Vtdigger.org interviewed Agency of Agriculture Secretary Roger Allbee about an uptick in milk prices this summer that may stem the number of anticipated dairy farm bankruptcies this spring. Recently, Allbee public announced that he expected as many as 200 farms to go out of business this year. He reversed that dire prediction on Wednesday, and said he thinks most Vermont farmers will survive the devastating 18-month price decline that has caused many to go further into debt. At the nadir of the crisis, prices reached 30-year lows. From Jan. 1, 2009 to the present, Vermont has lost 62 farms.
What follows is a Q and A with Allbee from June 9, 2010.
Vtdigger.org: About a month ago you predicted that a number of Vermont dairy farms would go out of business. Are you seeing a lot of bankruptcies?

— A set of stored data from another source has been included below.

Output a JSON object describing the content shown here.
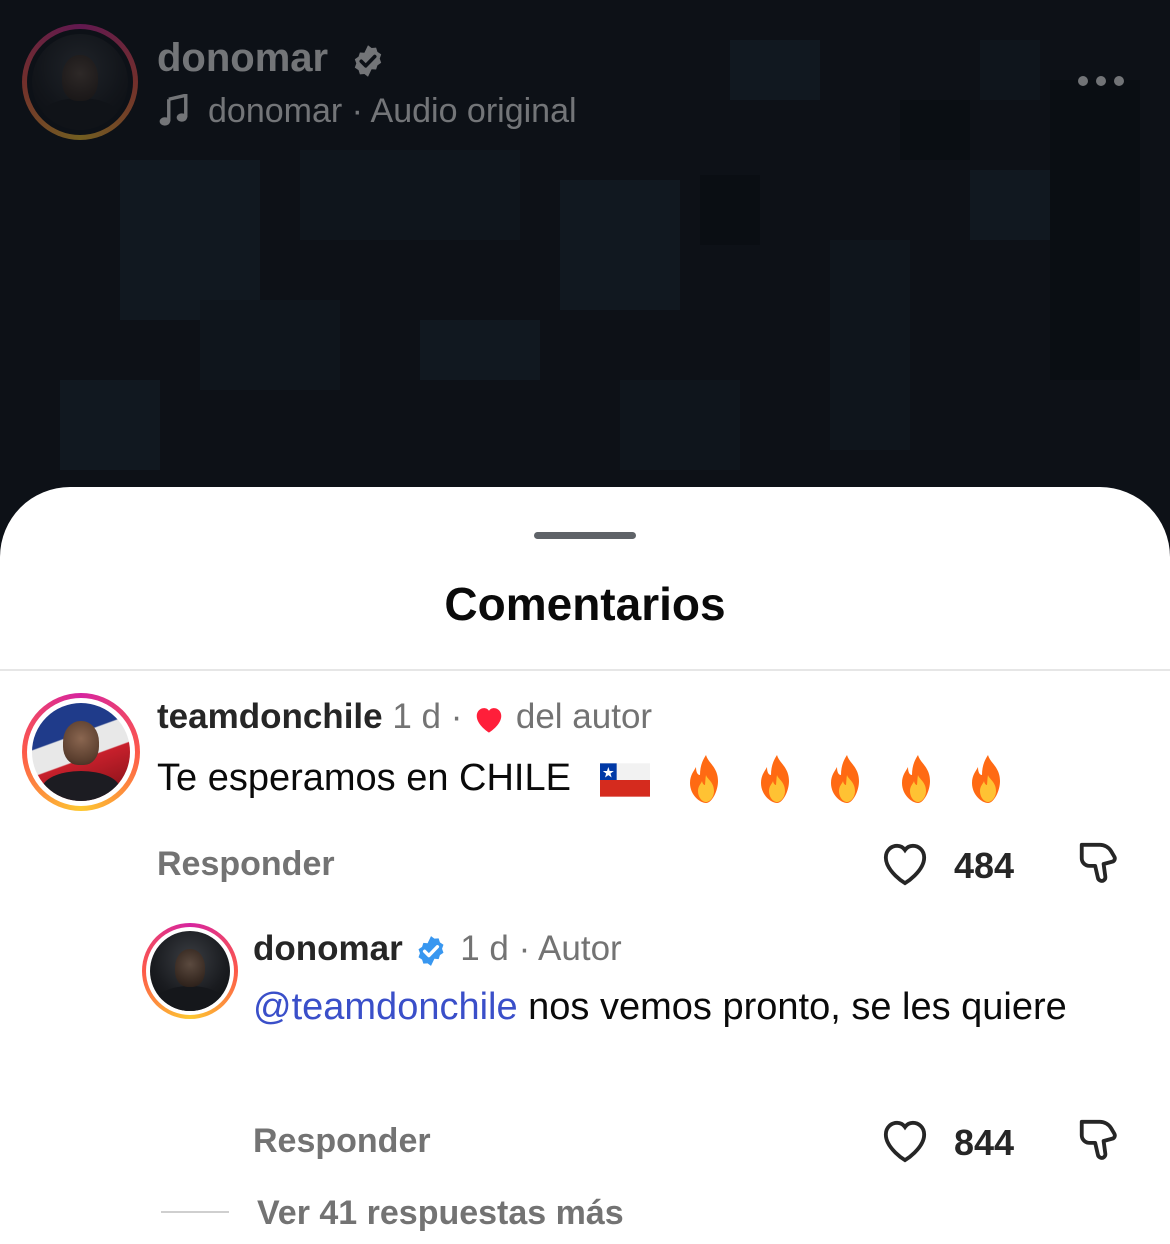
{
  "reel": {
    "username": "donomar",
    "audio_label": "donomar · Audio original"
  },
  "sheet": {
    "title": "Comentarios"
  },
  "comment1": {
    "username": "teamdonchile",
    "time": "1 d ·",
    "liked_by_author_label": "del autor",
    "text": "Te esperamos en CHILE",
    "reply_label": "Responder",
    "like_count": "484"
  },
  "comment2": {
    "username": "donomar",
    "meta": "1 d · Autor",
    "mention": "@teamdonchile",
    "text": " nos vemos pronto, se les quiere",
    "reply_label": "Responder",
    "like_count": "844"
  },
  "more_replies_label": "Ver 41 respuestas más",
  "colors": {
    "mention": "#3a4fc9",
    "heart": "#ff1f3a",
    "verified": "#3897f0"
  }
}
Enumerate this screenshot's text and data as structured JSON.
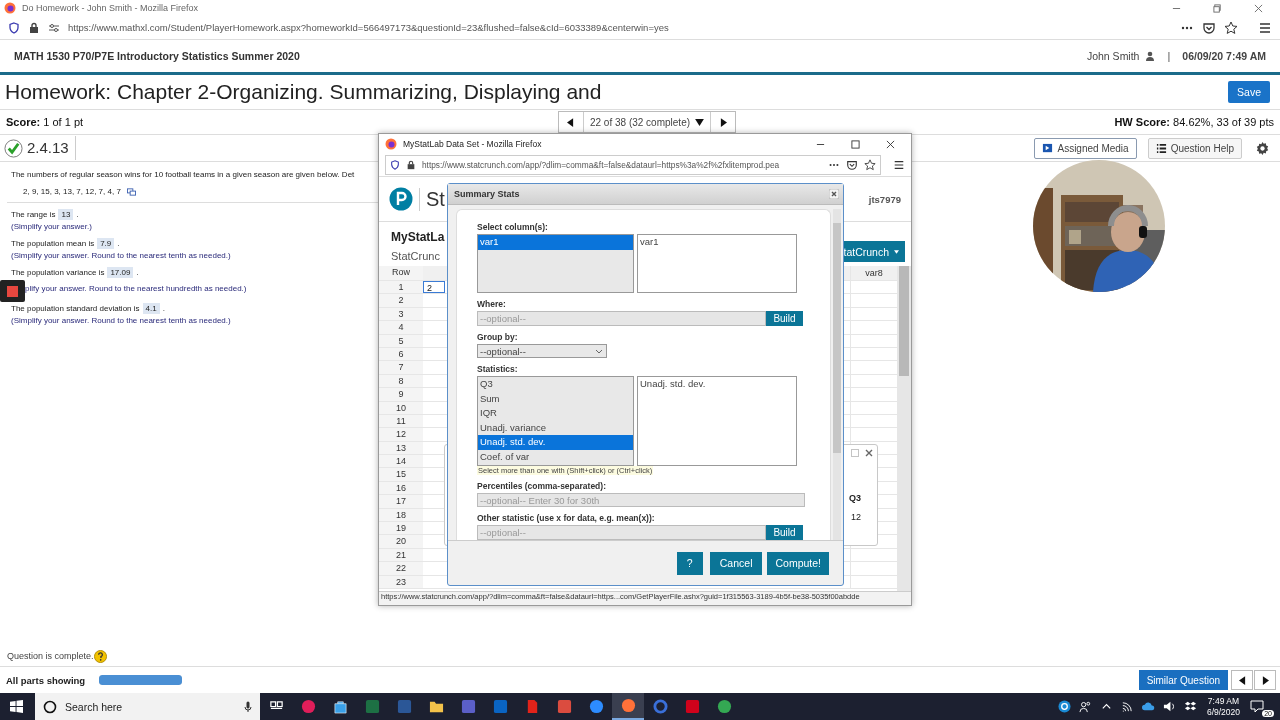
{
  "browser": {
    "title": "Do Homework - John Smith - Mozilla Firefox",
    "url": "https://www.mathxl.com/Student/PlayerHomework.aspx?homeworkId=566497173&questionId=23&flushed=false&cId=6033389&centerwin=yes"
  },
  "header": {
    "course": "MATH 1530 P70/P7E Introductory Statistics Summer 2020",
    "user": "John Smith",
    "separator": "|",
    "datetime": "06/09/20 7:49 AM"
  },
  "homework": {
    "title": "Homework: Chapter 2-Organizing. Summarizing, Displaying and",
    "save_button": "Save",
    "score": "**Score:** 1 of 1 pt",
    "navigator": "22 of 38 (32 complete)",
    "hw_score": "**HW Score:** 84.62%, 33 of 39 pts"
  },
  "question": {
    "number": "2.4.13",
    "complete": true,
    "tools": [
      "Assigned Media",
      "Question Help"
    ],
    "prompt": "The numbers of regular season wins for 10 football teams in a given season are given below. Det",
    "data": "2, 9, 15, 3, 13, 7, 12, 7, 4, 7",
    "parts": [
      {
        "text": "The range is",
        "answer": "13",
        "end": ".",
        "hint": "(Simplify your answer.)",
        "recording_control": false
      },
      {
        "text": "The population mean is",
        "answer": "7.9",
        "end": ".",
        "hint": "(Simplify your answer. Round to the nearest tenth as needed.)",
        "recording_control": false
      },
      {
        "text": "The population variance is",
        "answer": "17.09",
        "end": ".",
        "hint": "plify your answer. Round to the nearest hundredth as needed.)",
        "recording_control": true
      },
      {
        "text": "The population standard deviation is",
        "answer": "4.1",
        "end": ".",
        "hint": "(Simplify your answer. Round to the nearest tenth as needed.)",
        "recording_control": false
      }
    ]
  },
  "footer": {
    "status": "Question is complete.",
    "parts_label": "All parts showing",
    "level": 1,
    "similar_button": "Similar Question"
  },
  "popup": {
    "title": "MyStatLab Data Set - Mozilla Firefox",
    "url": "https://www.statcrunch.com/app/?dlim=comma&ft=false&dataurl=https%3a%2f%2fxlitemprod.pea",
    "logo_text": "St",
    "username": "jts7979",
    "heading": "MyStatLa",
    "subheading": "StatCrunc",
    "menu_button": "tatCrunch",
    "grid": {
      "row_header": "Row",
      "column_header": "var8",
      "cell": "2",
      "rows": [
        "1",
        "2",
        "3",
        "4",
        "5",
        "6",
        "7",
        "8",
        "9",
        "10",
        "11",
        "12",
        "13",
        "14",
        "15",
        "16",
        "17",
        "18",
        "19",
        "20",
        "21",
        "22",
        "23"
      ]
    },
    "back_dialog": {
      "header": "Q3",
      "value": "12"
    },
    "status_url": "https://www.statcrunch.com/app/?dlim=comma&ft=false&dataurl=https...com/GetPlayerFile.ashx?guid=1f315563-3189-4b5f-be38-5035f00abdde"
  },
  "dialog": {
    "title": "Summary Stats",
    "select_label": "Select column(s):",
    "columns": [
      {
        "name": "var1",
        "selected": true
      }
    ],
    "chosen_columns": [
      "var1"
    ],
    "where_label": "Where:",
    "where_placeholder": "--optional--",
    "build_button": "Build",
    "group_label": "Group by:",
    "group_value": "--optional--",
    "statistics_label": "Statistics:",
    "statistics": [
      {
        "name": "Q3",
        "selected": false
      },
      {
        "name": "Sum",
        "selected": false
      },
      {
        "name": "IQR",
        "selected": false
      },
      {
        "name": "Unadj. variance",
        "selected": false
      },
      {
        "name": "Unadj. std. dev.",
        "selected": true
      },
      {
        "name": "Coef. of var",
        "selected": false
      }
    ],
    "chosen_statistics": [
      "Unadj. std. dev."
    ],
    "tip": "Select more than one with (Shift+click) or (Ctrl+click)",
    "percentiles_label": "Percentiles (comma-separated):",
    "percentiles_placeholder": "--optional-- Enter 30 for 30th",
    "other_label": "Other statistic (use x for data, e.g. mean(x)):",
    "other_placeholder": "--optional--",
    "other_build_button": "Build",
    "buttons": [
      {
        "label": "?",
        "kind": "help"
      },
      {
        "label": "Cancel",
        "kind": "cancel"
      },
      {
        "label": "Compute!",
        "kind": "compute"
      }
    ]
  },
  "taskbar": {
    "search_placeholder": "Search here",
    "time": "7:49 AM",
    "date": "6/9/2020",
    "notifications": "20"
  }
}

Allbee: Right now we’re not seeing a lot of bankruptcies in dairy. I think a lot of it has to do with the fact that the prices have come up a little bit. There’s a little more optimism. And I think the other fact is that to some extent the price has come up enough on cattle and alternatives that those who are in it, and may be thinking of going out, don’t have any alternative these days. There’s a third combination, and that is that many of the lenders like Vermont Economic Development Authority and (the federal) Farm Service Agency have been good about extending terms and interest-only loans and those kind of things for those who are under financial stress. These factors are keeping farmers from exiting dairy at this time.
Vtdigger.org: So you think they’ll be able to hang on then for a while?
Allbee: Yes, for a while. Even those who are thinking about getting out will hang on for a while because of all those factors I just outlined.
Vtdigger.org: What is the price of milk right now?
A. It’s about $15 per hundredweight depending on where somebody is located. That’s still below the cost of production for some farmers. (The average cost of production is $17 to $18 per hundredweight, or the equivalent of 11.6 pounds of milk.)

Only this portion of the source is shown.